Dans ce second rapport, le GIEC parle également de solutions. Reprenons le cas de l’Europe et ses risques clés :

  1. Pour la mortalité et la morbidité à cause de la chaleur, le GIEC propose "des changements de comportement, combinés à des interventions sur les bâtiments, du rafraîchissement des espaces et de l’urbanisme pour gérer les risques de chaleur, la restauration, l’expansion et la connexion des zones protégées pour les écosystèmes";
  2. À la perte de rendement agricole à cause de la chaleur et de la sécheresse, le rapport pointe des améliorations dans les domaines de "l’irrigation, de la couverture végétale, des pratiques agricoles, des espèces végétales et animales, et des plantations itinérantes" ;

  3. Pour les pénuries d’eau et leurs conséquences pour différents secteurs économiques, le GIEC suggère d’améliorer les systèmes d’alerte précoce, l’efficacité et le stockage de l’eau, ainsi que sa réutilisation ;

  4. Concernant les inondations ainsi que l’élévation du niveau de la mer, le GIEC suggère d’améliorer les systèmes d’alerte précoce, la réservation d’espace pour l’adaptation basée sur l’eau et l’écosystème, les sédiments ou l’ingénierie, le changement d’utilisation des terres et la retraite gérée ;

Projection du nombre de personnes exposées à une inondation côtière sur une échéance de 100 ans.
Projection du nombre de personnes exposées à une inondation côtière sur une échéance de 100 ans. © Giec

Dans ce rapport, le GIEC souligne notamment l’importance de la nature, non seulement pour réduire les risques climatiques mais aussi pour améliorer la vie des gens. "Des écosystèmes sains sont plus résistants au changement climatique et fournissent des services essentiels à la vie tels que la nourriture et l’eau potable", indique Hans-Otto Pörtner, coprésident du groupe de travail II du GIEC. 

"En restaurant les écosystèmes dégradés et en conservant de manière efficace et équitable 30 à 50% des habitats terrestres, océaniques et d’eau douce de la planète, la société peut bénéficier de la capacité de la nature à absorber et à stocker le carbone.

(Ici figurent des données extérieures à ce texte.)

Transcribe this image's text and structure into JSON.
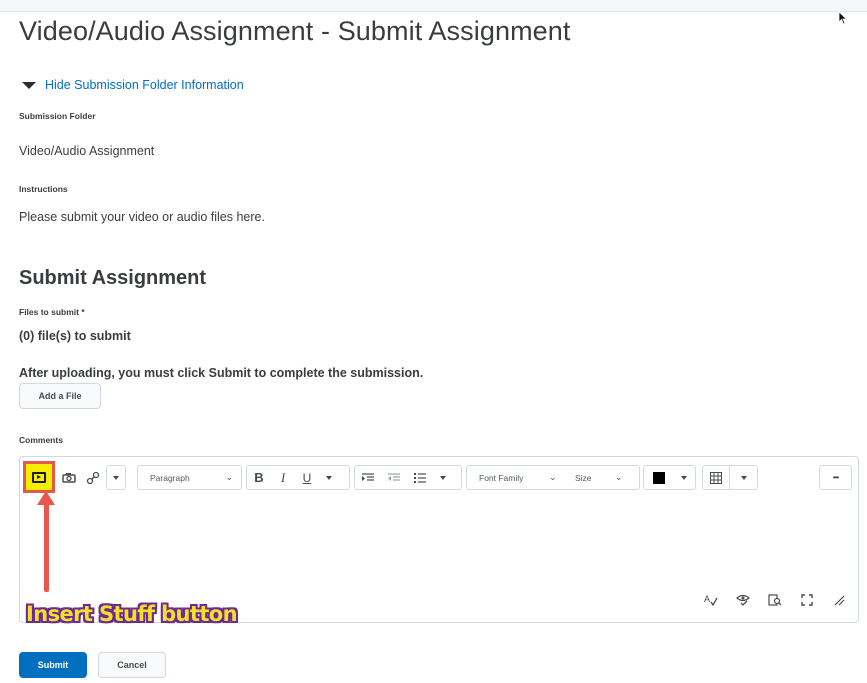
{
  "page": {
    "title": "Video/Audio Assignment - Submit Assignment",
    "toggle_label": "Hide Submission Folder Information"
  },
  "folder": {
    "label": "Submission Folder",
    "value": "Video/Audio Assignment"
  },
  "instructions": {
    "label": "Instructions",
    "value": "Please submit your video or audio files here."
  },
  "submit_section": {
    "title": "Submit Assignment",
    "files_label": "Files to submit *",
    "files_count": "(0) file(s) to submit",
    "notice": "After uploading, you must click Submit to complete the submission.",
    "add_file_label": "Add a File"
  },
  "comments": {
    "label": "Comments",
    "toolbar": {
      "paragraph": "Paragraph",
      "font_family": "Font Family",
      "size": "Size",
      "more": "•••",
      "bold": "B",
      "italic": "I",
      "underline": "U"
    }
  },
  "annotation": {
    "text": "Insert Stuff button",
    "color": "#f5df2a",
    "outline": "#6a2c91",
    "arrow_color": "#e8574d",
    "highlight": "#f5ee00"
  },
  "actions": {
    "submit_label": "Submit",
    "cancel_label": "Cancel"
  },
  "colors": {
    "link": "#006fbf",
    "primary": "#006fbf"
  }
}
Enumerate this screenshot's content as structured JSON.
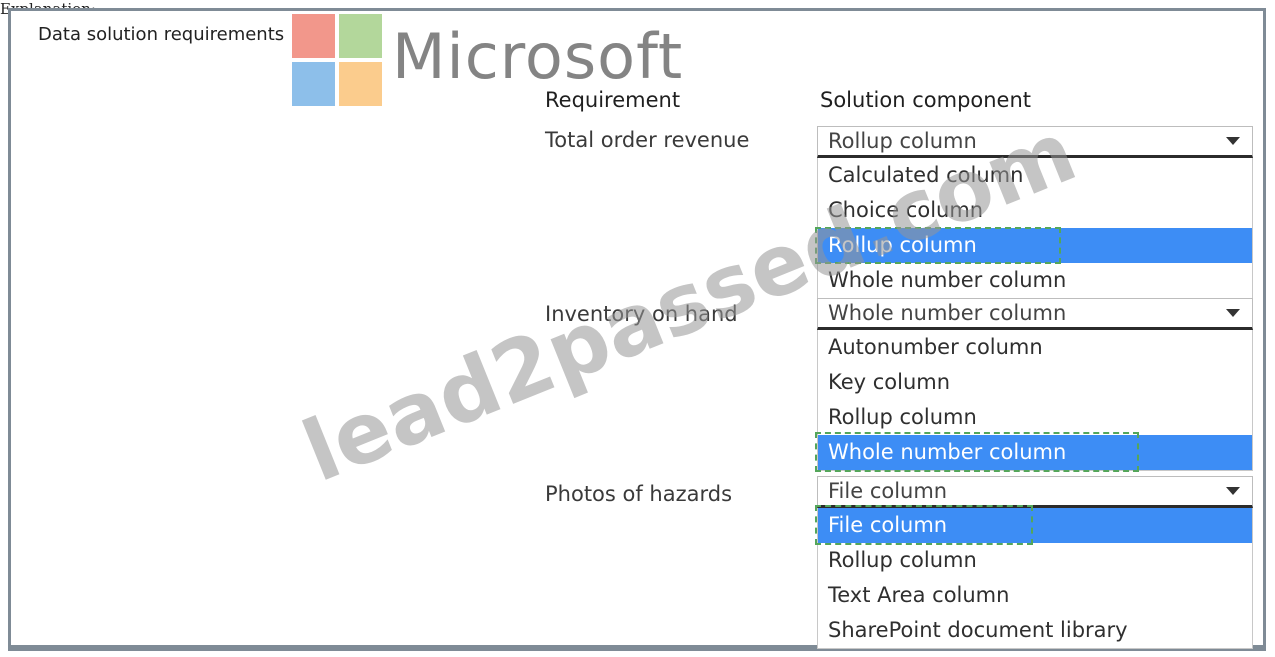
{
  "top_label": "Explanation:",
  "section_title": "Data solution requirements",
  "headers": {
    "requirement": "Requirement",
    "solution_component": "Solution component"
  },
  "watermark": {
    "brand": "Microsoft",
    "site": "lead2passed.com",
    "logo_colors": [
      "#e8412c",
      "#74b648",
      "#2f8ad8",
      "#f8a330"
    ]
  },
  "rows": [
    {
      "requirement": "Total order revenue",
      "selected": "Rollup column",
      "options": [
        {
          "label": "Calculated column"
        },
        {
          "label": "Choice column"
        },
        {
          "label": "Rollup column",
          "highlighted": true
        },
        {
          "label": "Whole number column"
        }
      ]
    },
    {
      "requirement": "Inventory on hand",
      "selected": "Whole number column",
      "options": [
        {
          "label": "Autonumber column"
        },
        {
          "label": "Key column"
        },
        {
          "label": "Rollup column"
        },
        {
          "label": "Whole number column",
          "highlighted": true
        }
      ]
    },
    {
      "requirement": "Photos of hazards",
      "selected": "File column",
      "options": [
        {
          "label": "File column",
          "highlighted": true
        },
        {
          "label": "Rollup column"
        },
        {
          "label": "Text Area column"
        },
        {
          "label": "SharePoint document library"
        }
      ]
    }
  ],
  "colors": {
    "highlight": "#3d8df5",
    "answer_outline": "#54a65b",
    "frame": "#7f8b96"
  }
}
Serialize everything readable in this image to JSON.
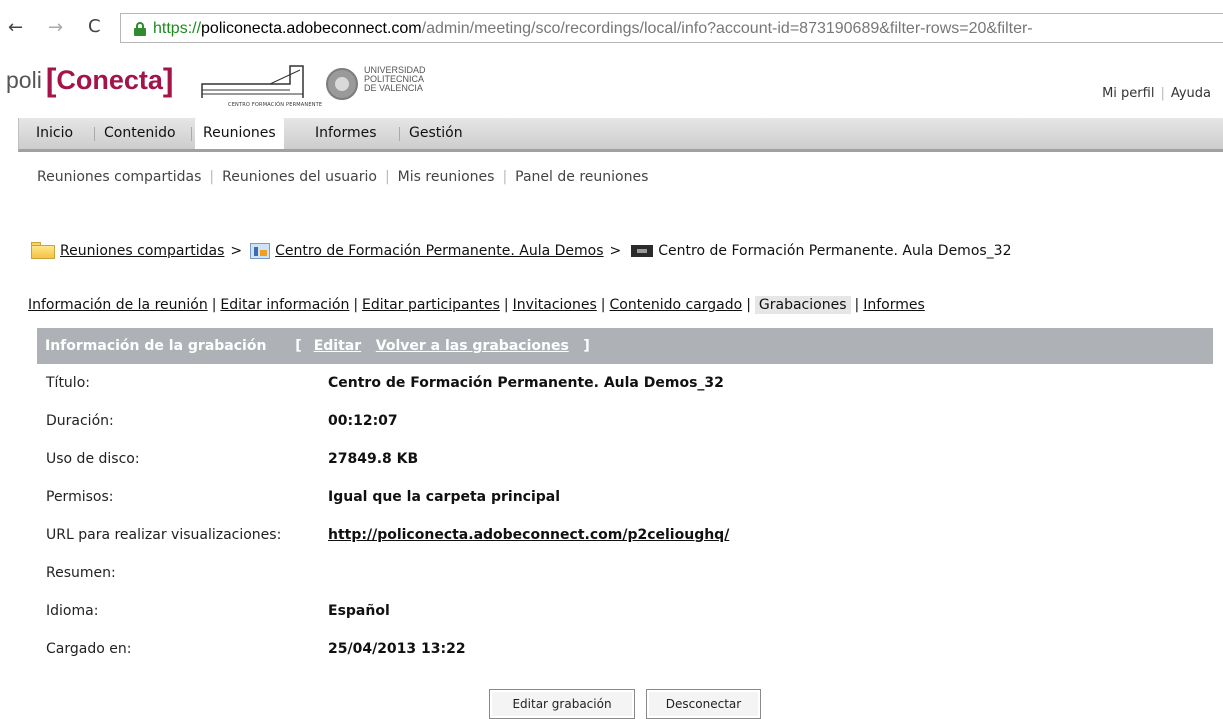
{
  "browser": {
    "url_scheme": "https://",
    "url_domain": "policonecta.adobeconnect.com",
    "url_path": "/admin/meeting/sco/recordings/local/info?account-id=873190689&filter-rows=20&filter-"
  },
  "header": {
    "logo_poli": "poli",
    "logo_bracket_open": "[",
    "logo_conecta": "Conecta",
    "logo_bracket_close": "]",
    "logo_sub": "CENTRO FORMACIÓN PERMANENTE",
    "upv_line1": "UNIVERSIDAD",
    "upv_line2": "POLITECNICA",
    "upv_line3": "DE VALENCIA",
    "links": [
      "Mi perfil",
      "Ayuda"
    ]
  },
  "mainnav": {
    "items": [
      "Inicio",
      "Contenido",
      "Reuniones",
      "Informes",
      "Gestión"
    ],
    "active": "Reuniones"
  },
  "subnav": {
    "items": [
      "Reuniones compartidas",
      "Reuniones del usuario",
      "Mis reuniones",
      "Panel de reuniones"
    ]
  },
  "breadcrumb": {
    "items": [
      "Reuniones compartidas",
      "Centro de Formación Permanente. Aula Demos",
      "Centro de Formación Permanente. Aula Demos_32"
    ],
    "separator": ">"
  },
  "subtabs": {
    "items": [
      "Información de la reunión",
      "Editar información",
      "Editar participantes",
      "Invitaciones",
      "Contenido cargado",
      "Grabaciones",
      "Informes"
    ],
    "active": "Grabaciones"
  },
  "panel": {
    "title": "Información de la grabación",
    "bracket_open": "[",
    "bracket_close": "]",
    "edit_link": "Editar",
    "back_link": "Volver a las grabaciones",
    "rows": [
      {
        "label": "Título:",
        "value": "Centro de Formación Permanente. Aula Demos_32"
      },
      {
        "label": "Duración:",
        "value": "00:12:07"
      },
      {
        "label": "Uso de disco:",
        "value": "27849.8 KB"
      },
      {
        "label": "Permisos:",
        "value": "Igual que la carpeta principal"
      },
      {
        "label": "URL para realizar visualizaciones:",
        "value": "http://policonecta.adobeconnect.com/p2celioughq/"
      },
      {
        "label": "Resumen:",
        "value": ""
      },
      {
        "label": "Idioma:",
        "value": "Español"
      },
      {
        "label": "Cargado en:",
        "value": "25/04/2013 13:22"
      }
    ]
  },
  "buttons": {
    "edit_recording": "Editar grabación",
    "disconnect": "Desconectar"
  },
  "colors": {
    "brand": "#a3154a",
    "panel_header": "#aeb2b7",
    "secure_green": "#1d8a1d"
  }
}
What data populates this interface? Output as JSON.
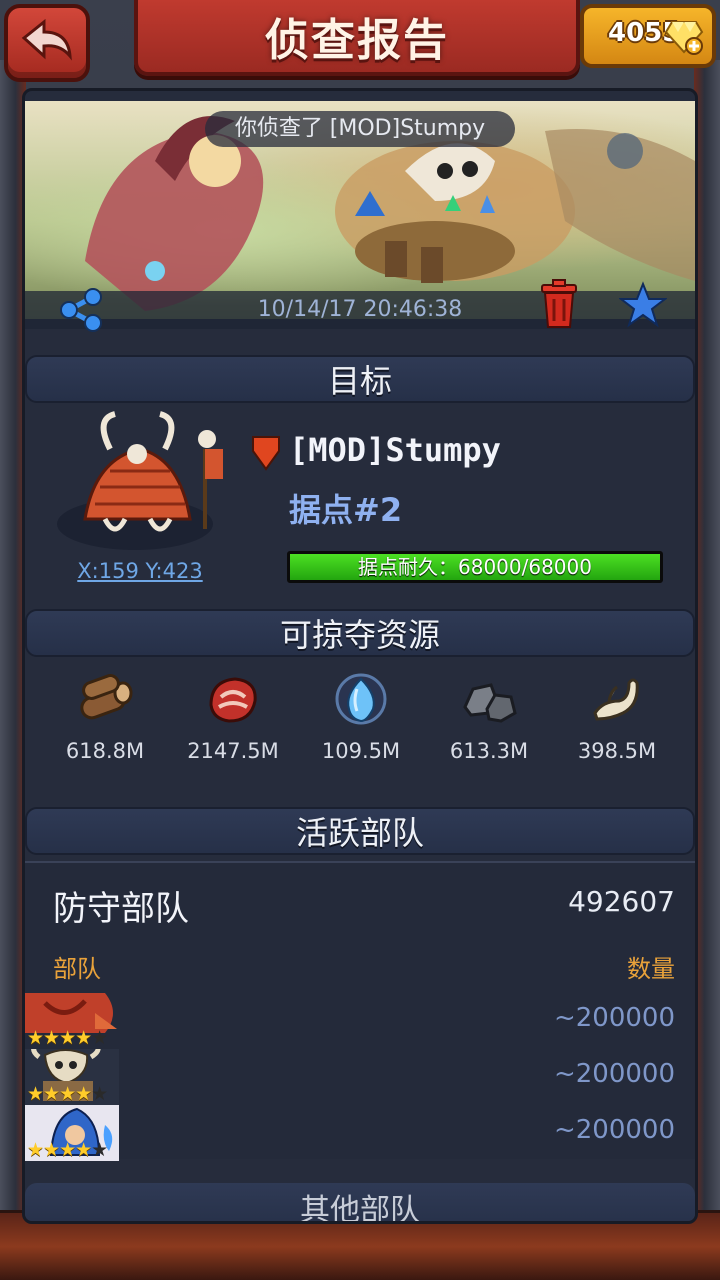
{
  "header": {
    "title": "侦查报告",
    "gems": "4055"
  },
  "report": {
    "scouted_text": "你侦查了 [MOD]Stumpy",
    "timestamp": "10/14/17 20:46:38"
  },
  "target": {
    "section_title": "目标",
    "player_name": "[MOD]Stumpy",
    "stronghold": "据点#2",
    "coordinates": "X:159 Y:423",
    "durability_label": "据点耐久：68000/68000",
    "durability_fraction": 1.0
  },
  "resources": {
    "section_title": "可掠夺资源",
    "items": [
      {
        "icon": "wood-icon",
        "value": "618.8M"
      },
      {
        "icon": "meat-icon",
        "value": "2147.5M"
      },
      {
        "icon": "crystal-icon",
        "value": "109.5M"
      },
      {
        "icon": "stone-icon",
        "value": "613.3M"
      },
      {
        "icon": "bone-icon",
        "value": "398.5M"
      }
    ]
  },
  "troops": {
    "section_title": "活跃部队",
    "defense_title": "防守部队",
    "defense_total": "492607",
    "col_unit": "部队",
    "col_qty": "数量",
    "rows": [
      {
        "icon": "red-beast-portrait",
        "stars": 4,
        "max_stars": 5,
        "qty": "~200000"
      },
      {
        "icon": "skull-warrior-portrait",
        "stars": 4,
        "max_stars": 5,
        "qty": "~200000"
      },
      {
        "icon": "blue-mage-portrait",
        "stars": 4,
        "max_stars": 5,
        "qty": "~200000"
      }
    ]
  },
  "other": {
    "section_title": "其他部队"
  },
  "colors": {
    "accent_red": "#c03a2f",
    "gold": "#f6b52a",
    "durability_green": "#4ce023",
    "link_blue": "#6fa7e6"
  }
}
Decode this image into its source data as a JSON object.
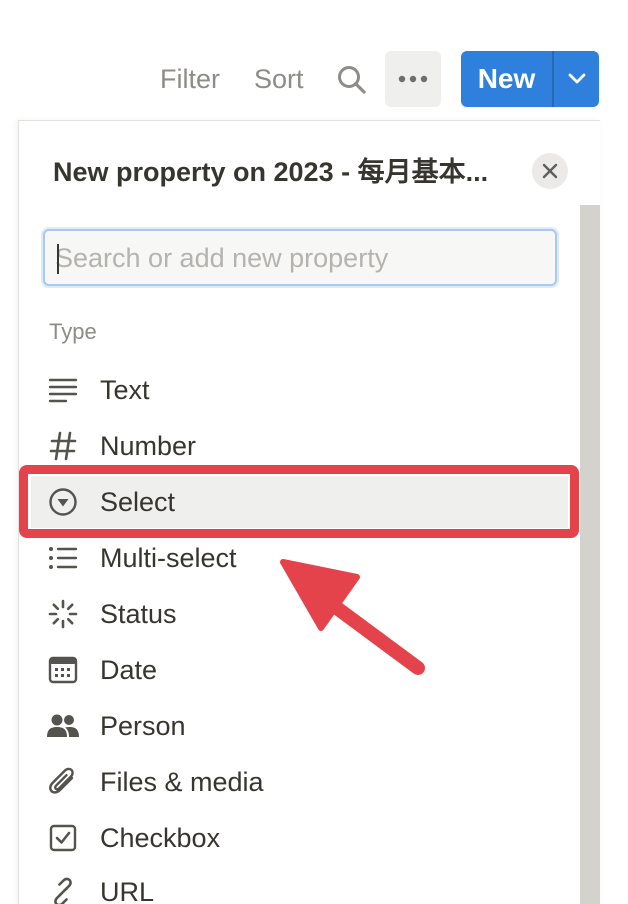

Nous pouvons accélérer les progrès vers le développement durable, mais un financement et un soutien politique adéquats sont essentiels."

A contrario, les scientifiques soulignent que le changement climatique est accentué par l’utilisation non durable des ressources naturelles, l’urbanisation croissante, les inégalités sociales, ainsi que par les pertes et les dommages causés par les phénomènes extrêmes.

Une courte fenêtre d’action

"Notre évaluation montre clairement que pour relever ces différents défis, tout le monde – gouvernements, secteur privé, société civile – doit travailler ensemble pour donner la priorité à la réduction des risques, ainsi qu’à l’équité et à la justice, dans la prise de décision et dans les investissements", déclare Debra Roberts, coprésidente du groupe de travail II du GIEC.

"De cette manière, il est possible de concilier différents intérêts, valeurs et visions du monde. En réunissant le savoir-faire scientifique et technologique ainsi que les connaissances autochtones et locales, les solutions seront plus efficaces", continue Debra Roberts. "Si l’on ne parvient pas à mettre en place un développement durable et résilient au changement climatique, l’avenir sera sous-optimal pour les populations et la nature."

"Les preuves scientifiques sont sans équivoque", conclut Hans-Otto Pörtner. "Le changement climatique menace le bien-être humain et la santé de la planète. Tout nouveau retard dans l’action mondiale commune nous fera passer à côté d’une brève fenêtre d’action, qui se referme rapidement, pour garantir un avenir vivable."